Assistant Professor Dr. Timothy McAlindon says the studies did show "moderate to large" benefits from the supplements. Another meta-analysis of controlled clinical trials was reported in the Journal of Rheumatology; it examined the efficacy of chondroitin sulfate in the treatment of osteoarthtritis (OA). In all trials, chondroitin sulfate was found to be significantly superior to a placebo in relieving OA symptoms.

Many joint-relief products are hitting the market as replacements to anti-inflammatories. MM Sports Nutrition’s new Max Joint Relief includes the same combination and dosages of glucosamine and chondroitin used in the mentioned studies by Boston University School of Medicine.

MSM (methylsulfonylmethane)
MSM is a metabolite of DMSO, the popular 1980s topical cure-all used on aching humans and million-dollar thoroughbred horses alike. Dr. Ron Lawrence, cofounder of the UCLA Pain Clinic and author of The Miracle of MSM, says, "You could really consider MSM to be a form of DMSO that can be safely taken by mouth." It’s a safe bio-available form of dietary sulfur, a naturally occurring compound found in significant amounts in joints, connective tissue, skin, and hair.

Supplementing with MSM can help support the development of new cells and connective tissue as well as promote healthy muscles, ligaments, and flexible joints. As we age, our MSM levels decline, increasing the need for supplementation. Thankfully, appropriate amounts of MSM help provide relief from arthritis pain and inflammation.

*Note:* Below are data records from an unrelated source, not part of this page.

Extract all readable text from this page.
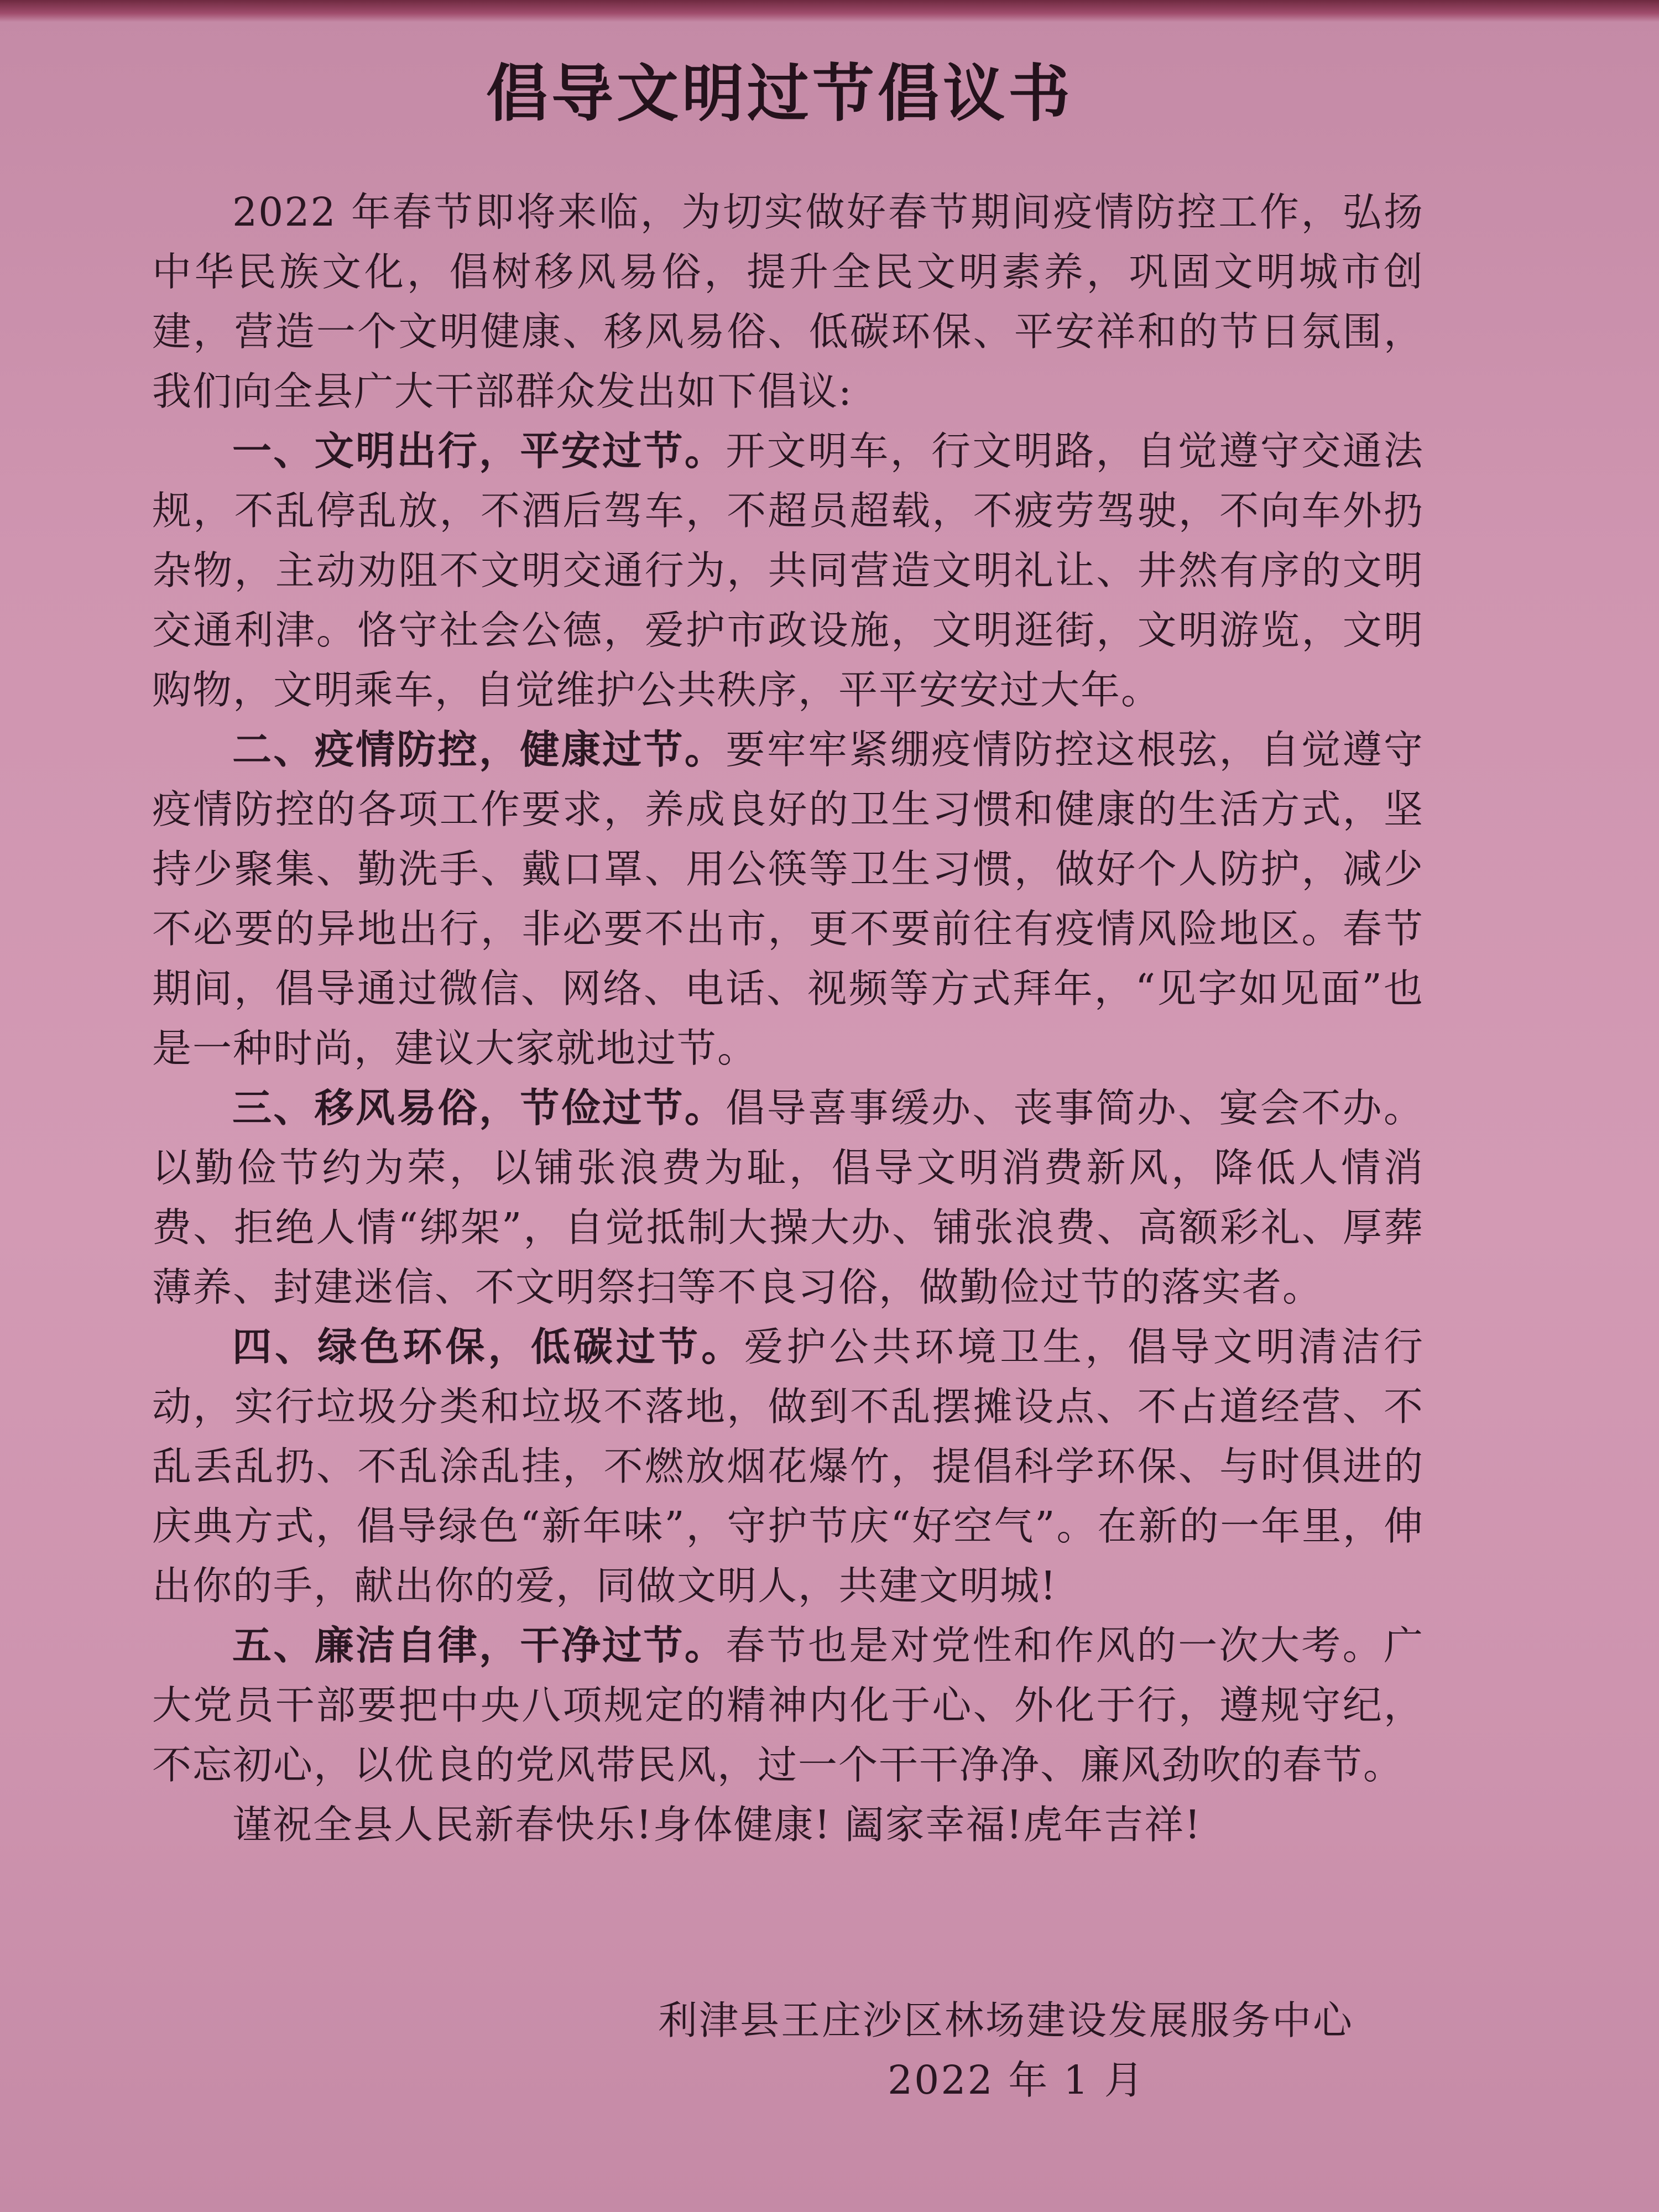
倡导文明过节倡议书

2022 年春节即将来临，为切实做好春节期间疫情防控工作，弘扬中华民族文化，倡树移风易俗，提升全民文明素养，巩固文明城市创建，营造一个文明健康、移风易俗、低碳环保、平安祥和的节日氛围，我们向全县广大干部群众发出如下倡议:

一、文明出行，平安过节。开文明车，行文明路，自觉遵守交通法规，不乱停乱放，不酒后驾车，不超员超载，不疲劳驾驶，不向车外扔杂物，主动劝阻不文明交通行为，共同营造文明礼让、井然有序的文明交通利津。恪守社会公德，爱护市政设施，文明逛街，文明游览，文明购物，文明乘车，自觉维护公共秩序，平平安安过大年。

二、疫情防控，健康过节。要牢牢紧绷疫情防控这根弦，自觉遵守疫情防控的各项工作要求，养成良好的卫生习惯和健康的生活方式，坚持少聚集、勤洗手、戴口罩、用公筷等卫生习惯，做好个人防护，减少不必要的异地出行，非必要不出市，更不要前往有疫情风险地区。春节期间，倡导通过微信、网络、电话、视频等方式拜年，“见字如见面”也是一种时尚，建议大家就地过节。

三、移风易俗，节俭过节。倡导喜事缓办、丧事简办、宴会不办。以勤俭节约为荣，以铺张浪费为耻，倡导文明消费新风，降低人情消费、拒绝人情“绑架”，自觉抵制大操大办、铺张浪费、高额彩礼、厚葬薄养、封建迷信、不文明祭扫等不良习俗，做勤俭过节的落实者。

四、绿色环保，低碳过节。爱护公共环境卫生，倡导文明清洁行动，实行垃圾分类和垃圾不落地，做到不乱摆摊设点、不占道经营、不乱丢乱扔、不乱涂乱挂，不燃放烟花爆竹，提倡科学环保、与时俱进的庆典方式，倡导绿色“新年味”，守护节庆“好空气”。在新的一年里，伸出你的手，献出你的爱，同做文明人，共建文明城!

五、廉洁自律，干净过节。春节也是对党性和作风的一次大考。广大党员干部要把中央八项规定的精神内化于心、外化于行，遵规守纪，不忘初心，以优良的党风带民风，过一个干干净净、廉风劲吹的春节。

谨祝全县人民新春快乐!身体健康! 阖家幸福!虎年吉祥!

利津县王庄沙区林场建设发展服务中心
2022 年 1 月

It also contains many healthy and beneficial polyphenols and may help to increase energy levels.

Ginger (Zingiber officinale)
Ginger has been used for centuries in traditional Chinese medicine to combat rheumatism and joint inflammation. "Ginger is one of these crossover food-medicines that has enormous applications in wellness," notes Jonathan Treasure, a widely referenced licensed English herbalist and researcher. Ginger contains the antioxidants gingerol, shagaol, and zingerone.

Experimental studies show that gingerol inhibits inflammatory prostaglandins production pathways (F. Kiuchi and associates in 1992; K.C. Srivastava and others six years earlier), just as is done by NSAIDs like aspirin, ibuprofen, and acetimenophen.

Turmeric or Tumeric (Curcuma longa)
This spice has been used in Ayurvedic medicine in India for centuries. In the 1970s, Western researchers confirmed the anti-inflammatory powers of the curcuminoids in turmeric, particularly in one called Curcumin. The anti-inflammatory compounds in turmeric appear to ease inflammation by inhibiting the COX-2 enzyme associated with it. Turmeric has properties that resemble those of COX-2 inhibitors, the popular new arthritis drugs such as Celebrex that have been dubbed "super-aspirins."